Clinical documentation is the foundation of every patient health record. This book clearly defines the term, explains its importance, and presents an objective and uniform set of principles that can be applied reliably in any healthcare organization ’s clinical documentation improvement (CDI) program. The author identifies the key users of clinical documentation—from patients to clinicians to coding professionals to reimbursement entities—and throughout the book addresses how a strong CDI program affects them all.

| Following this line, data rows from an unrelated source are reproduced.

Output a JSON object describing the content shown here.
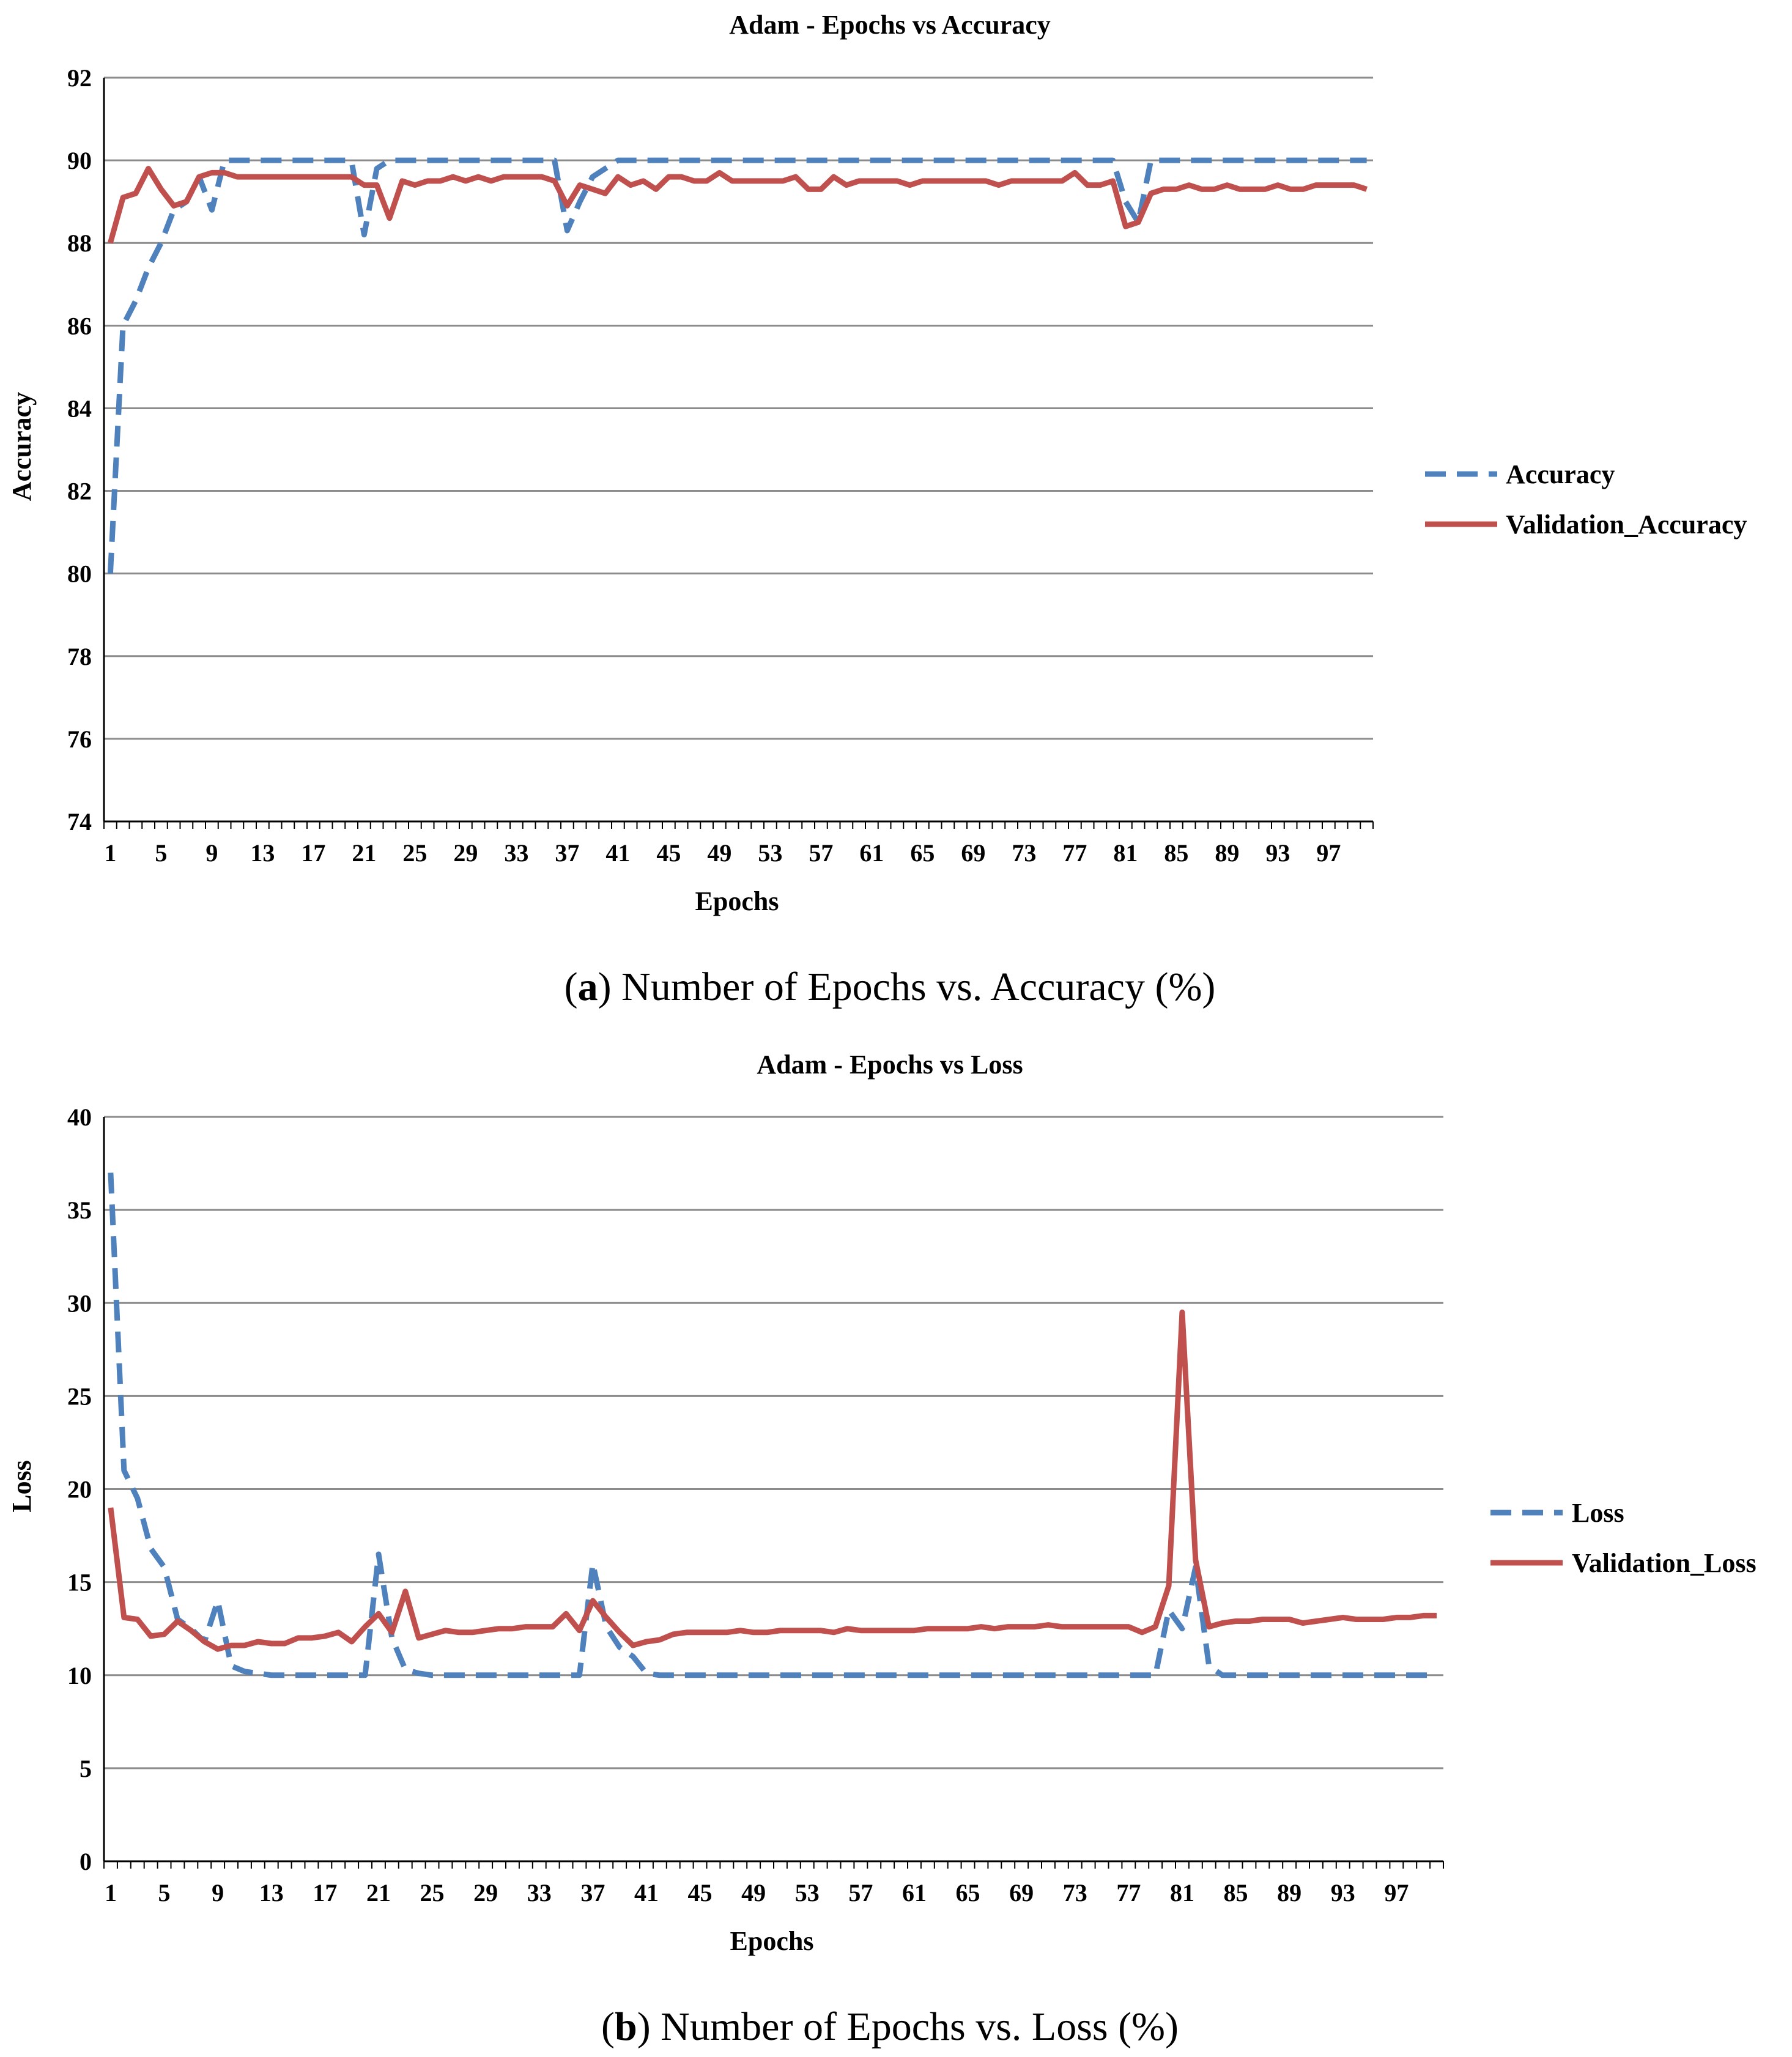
{
  "colors": {
    "train": "#4F81BD",
    "validation": "#C0504D",
    "grid": "#8C8C8C",
    "axis": "#000000"
  },
  "captions": [
    {
      "prefix": "(",
      "bold": "a",
      "rest": ") Number of Epochs vs. Accuracy (%)"
    },
    {
      "prefix": "(",
      "bold": "b",
      "rest": ") Number of Epochs vs. Loss (%)"
    }
  ],
  "chart_data": [
    {
      "type": "line",
      "title": "Adam - Epochs vs Accuracy",
      "xlabel": "Epochs",
      "ylabel": "Accuracy",
      "ylim": [
        74,
        92
      ],
      "yticks": [
        74,
        76,
        78,
        80,
        82,
        84,
        86,
        88,
        90,
        92
      ],
      "x_tick_labels": [
        1,
        5,
        9,
        13,
        17,
        21,
        25,
        29,
        33,
        37,
        41,
        45,
        49,
        53,
        57,
        61,
        65,
        69,
        73,
        77,
        81,
        85,
        89,
        93,
        97
      ],
      "grid": true,
      "legend": "right",
      "x": [
        1,
        2,
        3,
        4,
        5,
        6,
        7,
        8,
        9,
        10,
        11,
        12,
        13,
        14,
        15,
        16,
        17,
        18,
        19,
        20,
        21,
        22,
        23,
        24,
        25,
        26,
        27,
        28,
        29,
        30,
        31,
        32,
        33,
        34,
        35,
        36,
        37,
        38,
        39,
        40,
        41,
        42,
        43,
        44,
        45,
        46,
        47,
        48,
        49,
        50,
        51,
        52,
        53,
        54,
        55,
        56,
        57,
        58,
        59,
        60,
        61,
        62,
        63,
        64,
        65,
        66,
        67,
        68,
        69,
        70,
        71,
        72,
        73,
        74,
        75,
        76,
        77,
        78,
        79,
        80,
        81,
        82,
        83,
        84,
        85,
        86,
        87,
        88,
        89,
        90,
        91,
        92,
        93,
        94,
        95,
        96,
        97,
        98,
        99,
        100
      ],
      "series": [
        {
          "name": "Accuracy",
          "style": "dashed",
          "values": [
            80,
            86,
            86.6,
            87.4,
            88,
            88.8,
            89,
            89.6,
            88.8,
            90,
            90,
            90,
            90,
            90,
            90,
            90,
            90,
            90,
            90,
            90,
            88.2,
            89.8,
            90,
            90,
            90,
            90,
            90,
            90,
            90,
            90,
            90,
            90,
            90,
            90,
            90,
            90,
            88.3,
            89,
            89.6,
            89.8,
            90,
            90,
            90,
            90,
            90,
            90,
            90,
            90,
            90,
            90,
            90,
            90,
            90,
            90,
            90,
            90,
            90,
            90,
            90,
            90,
            90,
            90,
            90,
            90,
            90,
            90,
            90,
            90,
            90,
            90,
            90,
            90,
            90,
            90,
            90,
            90,
            90,
            90,
            90,
            90,
            89,
            88.5,
            90,
            90,
            90,
            90,
            90,
            90,
            90,
            90,
            90,
            90,
            90,
            90,
            90,
            90,
            90,
            90,
            90,
            90
          ]
        },
        {
          "name": "Validation_Accuracy",
          "style": "solid",
          "values": [
            88,
            89.1,
            89.2,
            89.8,
            89.3,
            88.9,
            89,
            89.6,
            89.7,
            89.7,
            89.6,
            89.6,
            89.6,
            89.6,
            89.6,
            89.6,
            89.6,
            89.6,
            89.6,
            89.6,
            89.4,
            89.4,
            88.6,
            89.5,
            89.4,
            89.5,
            89.5,
            89.6,
            89.5,
            89.6,
            89.5,
            89.6,
            89.6,
            89.6,
            89.6,
            89.5,
            88.9,
            89.4,
            89.3,
            89.2,
            89.6,
            89.4,
            89.5,
            89.3,
            89.6,
            89.6,
            89.5,
            89.5,
            89.7,
            89.5,
            89.5,
            89.5,
            89.5,
            89.5,
            89.6,
            89.3,
            89.3,
            89.6,
            89.4,
            89.5,
            89.5,
            89.5,
            89.5,
            89.4,
            89.5,
            89.5,
            89.5,
            89.5,
            89.5,
            89.5,
            89.4,
            89.5,
            89.5,
            89.5,
            89.5,
            89.5,
            89.7,
            89.4,
            89.4,
            89.5,
            88.4,
            88.5,
            89.2,
            89.3,
            89.3,
            89.4,
            89.3,
            89.3,
            89.4,
            89.3,
            89.3,
            89.3,
            89.4,
            89.3,
            89.3,
            89.4,
            89.4,
            89.4,
            89.4,
            89.3
          ]
        }
      ]
    },
    {
      "type": "line",
      "title": "Adam - Epochs vs Loss",
      "xlabel": "Epochs",
      "ylabel": "Loss",
      "ylim": [
        0,
        40
      ],
      "yticks": [
        0,
        5,
        10,
        15,
        20,
        25,
        30,
        35,
        40
      ],
      "x_tick_labels": [
        1,
        5,
        9,
        13,
        17,
        21,
        25,
        29,
        33,
        37,
        41,
        45,
        49,
        53,
        57,
        61,
        65,
        69,
        73,
        77,
        81,
        85,
        89,
        93,
        97
      ],
      "grid": true,
      "legend": "right",
      "x": [
        1,
        2,
        3,
        4,
        5,
        6,
        7,
        8,
        9,
        10,
        11,
        12,
        13,
        14,
        15,
        16,
        17,
        18,
        19,
        20,
        21,
        22,
        23,
        24,
        25,
        26,
        27,
        28,
        29,
        30,
        31,
        32,
        33,
        34,
        35,
        36,
        37,
        38,
        39,
        40,
        41,
        42,
        43,
        44,
        45,
        46,
        47,
        48,
        49,
        50,
        51,
        52,
        53,
        54,
        55,
        56,
        57,
        58,
        59,
        60,
        61,
        62,
        63,
        64,
        65,
        66,
        67,
        68,
        69,
        70,
        71,
        72,
        73,
        74,
        75,
        76,
        77,
        78,
        79,
        80,
        81,
        82,
        83,
        84,
        85,
        86,
        87,
        88,
        89,
        90,
        91,
        92,
        93,
        94,
        95,
        96,
        97,
        98,
        99,
        100
      ],
      "series": [
        {
          "name": "Loss",
          "style": "dashed",
          "values": [
            37,
            21,
            19.5,
            16.8,
            15.8,
            13,
            12.5,
            11.8,
            14,
            10.5,
            10.2,
            10.1,
            10,
            10,
            10,
            10,
            10,
            10,
            10,
            10,
            16.5,
            12,
            10.3,
            10.1,
            10,
            10,
            10,
            10,
            10,
            10,
            10,
            10,
            10,
            10,
            10,
            10,
            16,
            12.6,
            11.5,
            11,
            10.1,
            10,
            10,
            10,
            10,
            10,
            10,
            10,
            10,
            10,
            10,
            10,
            10,
            10,
            10,
            10,
            10,
            10,
            10,
            10,
            10,
            10,
            10,
            10,
            10,
            10,
            10,
            10,
            10,
            10,
            10,
            10,
            10,
            10,
            10,
            10,
            10,
            10,
            10,
            13.5,
            12.5,
            15.8,
            10.5,
            10,
            10,
            10,
            10,
            10,
            10,
            10,
            10,
            10,
            10,
            10,
            10,
            10,
            10,
            10,
            10,
            10
          ]
        },
        {
          "name": "Validation_Loss",
          "style": "solid",
          "values": [
            19,
            13.1,
            13,
            12.1,
            12.2,
            12.9,
            12.4,
            11.8,
            11.4,
            11.6,
            11.6,
            11.8,
            11.7,
            11.7,
            12,
            12,
            12.1,
            12.3,
            11.8,
            12.6,
            13.3,
            12.3,
            14.5,
            12,
            12.2,
            12.4,
            12.3,
            12.3,
            12.4,
            12.5,
            12.5,
            12.6,
            12.6,
            12.6,
            13.3,
            12.4,
            14,
            13.1,
            12.3,
            11.6,
            11.8,
            11.9,
            12.2,
            12.3,
            12.3,
            12.3,
            12.3,
            12.4,
            12.3,
            12.3,
            12.4,
            12.4,
            12.4,
            12.4,
            12.3,
            12.5,
            12.4,
            12.4,
            12.4,
            12.4,
            12.4,
            12.5,
            12.5,
            12.5,
            12.5,
            12.6,
            12.5,
            12.6,
            12.6,
            12.6,
            12.7,
            12.6,
            12.6,
            12.6,
            12.6,
            12.6,
            12.6,
            12.3,
            12.6,
            14.8,
            29.5,
            16.2,
            12.6,
            12.8,
            12.9,
            12.9,
            13,
            13,
            13,
            12.8,
            12.9,
            13,
            13.1,
            13,
            13,
            13,
            13.1,
            13.1,
            13.2,
            13.2
          ]
        }
      ]
    }
  ]
}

Part 1 addresses the fundamentals of clinical documentation—assessing the current quality of the organization’s documentation and making the decision to implement a new program or improve the current one. Part 2 describes clinical documentation program implementation—from staffing and training through querying physicians, analyzing program data, and ensuring program compliance. Finally, Part 3 recommends and explains a process for growing and refining a clinical documentation program.
Key Features
"Designing and implementing clinical documentation improvement programs are critical components of managing health information for any healthcare organization. This book presents uniform principles for evaluating and improving clinical documentation as well as demonstrating the importance of CDI programs. It provides up-to-date information on the collaboration needed for ensuring quality clinical documentation in today's EHR systems, the importance of data analytics, and the use of CDI technology tools. It is a valuable resource for anyone who has a role or interest in CDI."
-- Linda Hyde, RHIA (Hyde Consulting) Doody's Review
This title is suitable for anyone who is involved in developing or maintaining a CDI system. It is also an appropriate book for educational programs that are introducing students to the need for and concepts behind CDI programs.